11/11/2019 13:22
IL MESSAGGERO (M. FERRETTI) - E' sempre una pessima notizia quando perdi la partita e il tuo miglior uomo in campo è stato il portiere. In questi casi, lo suggerisce la logica, non puoi, anzi non devi accampare alcun tipo di alibi per spiegare la sconfitta. A Parma, la Roma ha infilato il secondo ko consecutivo della stagione, il terzo in totale, pagando la bravura degli avversari e, soprattutto, le proprie debolezze. Fisiche, soprattutto. I giallorossi sono apparsi stanchi, assai poco brillanti, scarsamente reattivi. Prima o poi, la fatica per i tanti impegni ravvicinati si doveva far sentire e a Parma se ne è avuta l'amara conferma. Troppi elementi, non solo quelli meno giovani, hanno infilato una prestazione insufficiente non tanto per l'impegno quanto per la (in)capacità di incidere sulla partita.
Paulo Fonseca non ama il turnover e, quindi, al Tardini ha confermato per dieci undicesimi la squadra che giovedì sera aveva perso a Moenchengladbach, con il solo Spinazzola al posto di Santon. Solo che l'ex atalantino si è presto (ri)fatto male, e così Santon è stato costretto a entrare già nel primo tempo. La stessa Roma di Germania, insomma. E pensare che il portoghese, vista la gente che aveva in panchina per ogni reparto, avrebbe potuto optare per una soluzione diversa: invece si è fidato dei soliti noti, ma non è stato ripagato. Ci si aspettava molto di più da chi era delegato a far gol, ma anche da chi avrebbe dovuto aiutare il gruppo a preparare la fase di finalizzazione. Sono mancate tante cose contro un Parma basso e abile nelle ripartenze.

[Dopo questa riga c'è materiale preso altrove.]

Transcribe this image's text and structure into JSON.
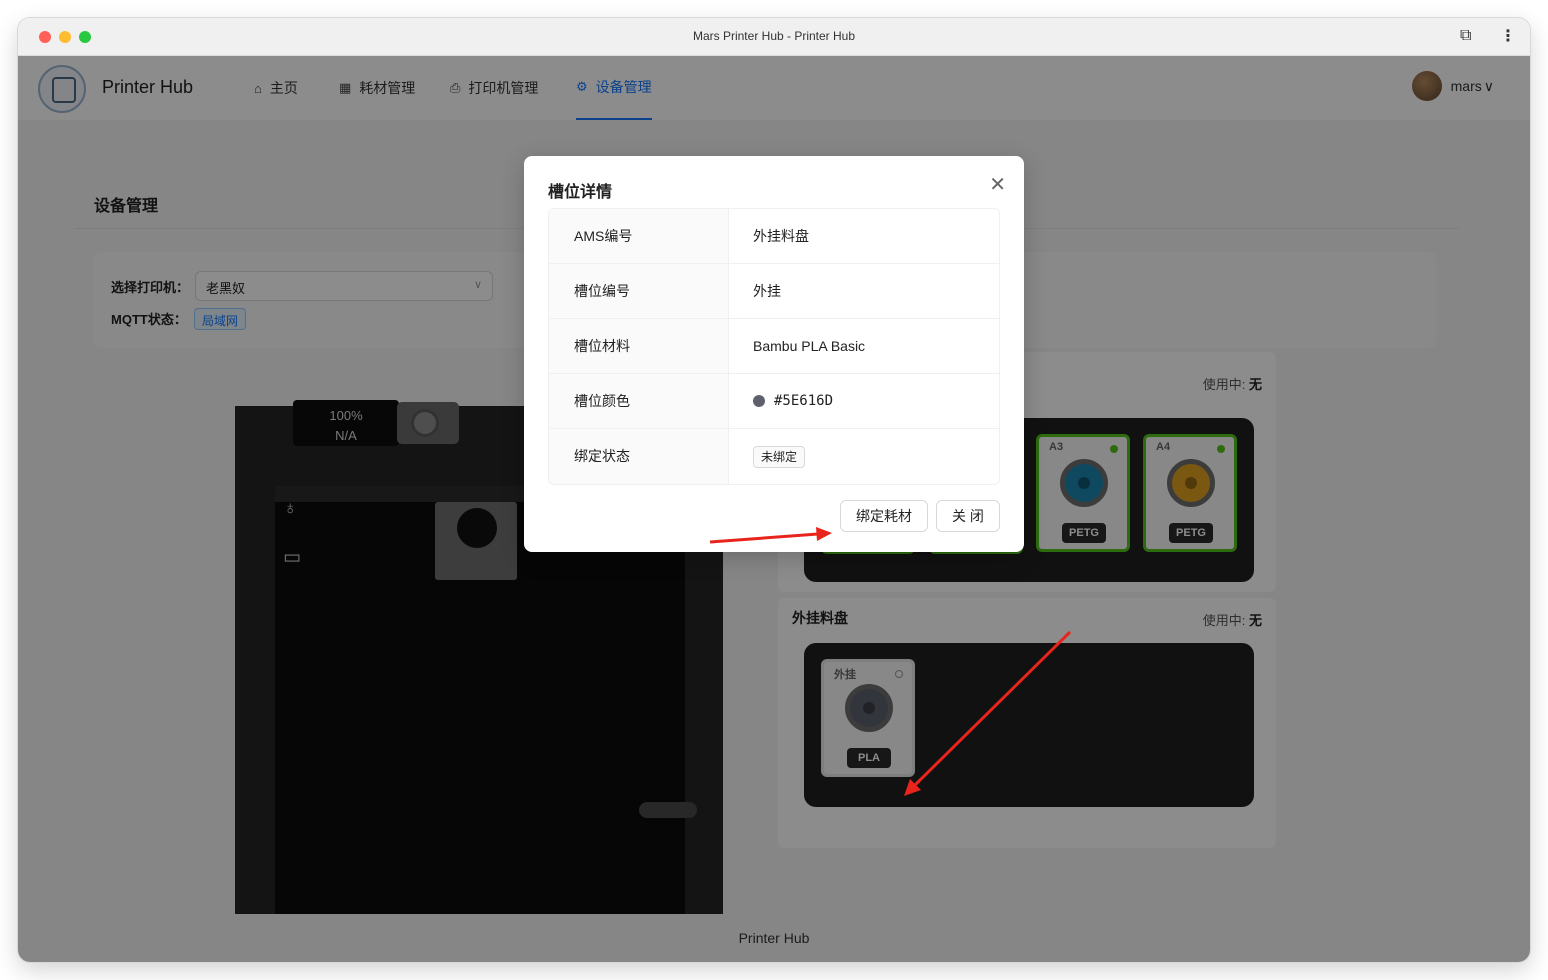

E soprattutto con una forza nelle gambe nettamente superiore a quella della Roma. Alla quale si chiedeva un ultimo sforzo prima della sosta, dopo il tanto giocare delle settimane precedenti, ma forse le si è chiesto troppo.
VECCHI E GIOVANI - Ovviamente nessuno sa cosa sarebbe accaduto se la Roma si fosse presentata al Tardini in una veste diversa, ma il dubbio che la squadra abbia pagato tanto (troppo...) i propri limiti di tenuta atletica resiste con forza. Dzeko, ad esempio, si è visto solo quando ha ripreso duramente questo o quel compagno, ma lui non può riposare non essendoci alternative. Kolarov è in debito di ossigeno, Pastore non è sembrato quello scintillante di una settimana fa: i meno giovani, dicevamo, hanno faticato più di altri che non possono e non devono sentirsi esenti da responsabilità. Anzi, proprio per essere più giovani avrebbero dovuto dare un contributo diverso, maggiore. Ha perso la Roma, in sintesi; non hanno perso questi o quelli. Ed è complicato nascondere la delusione.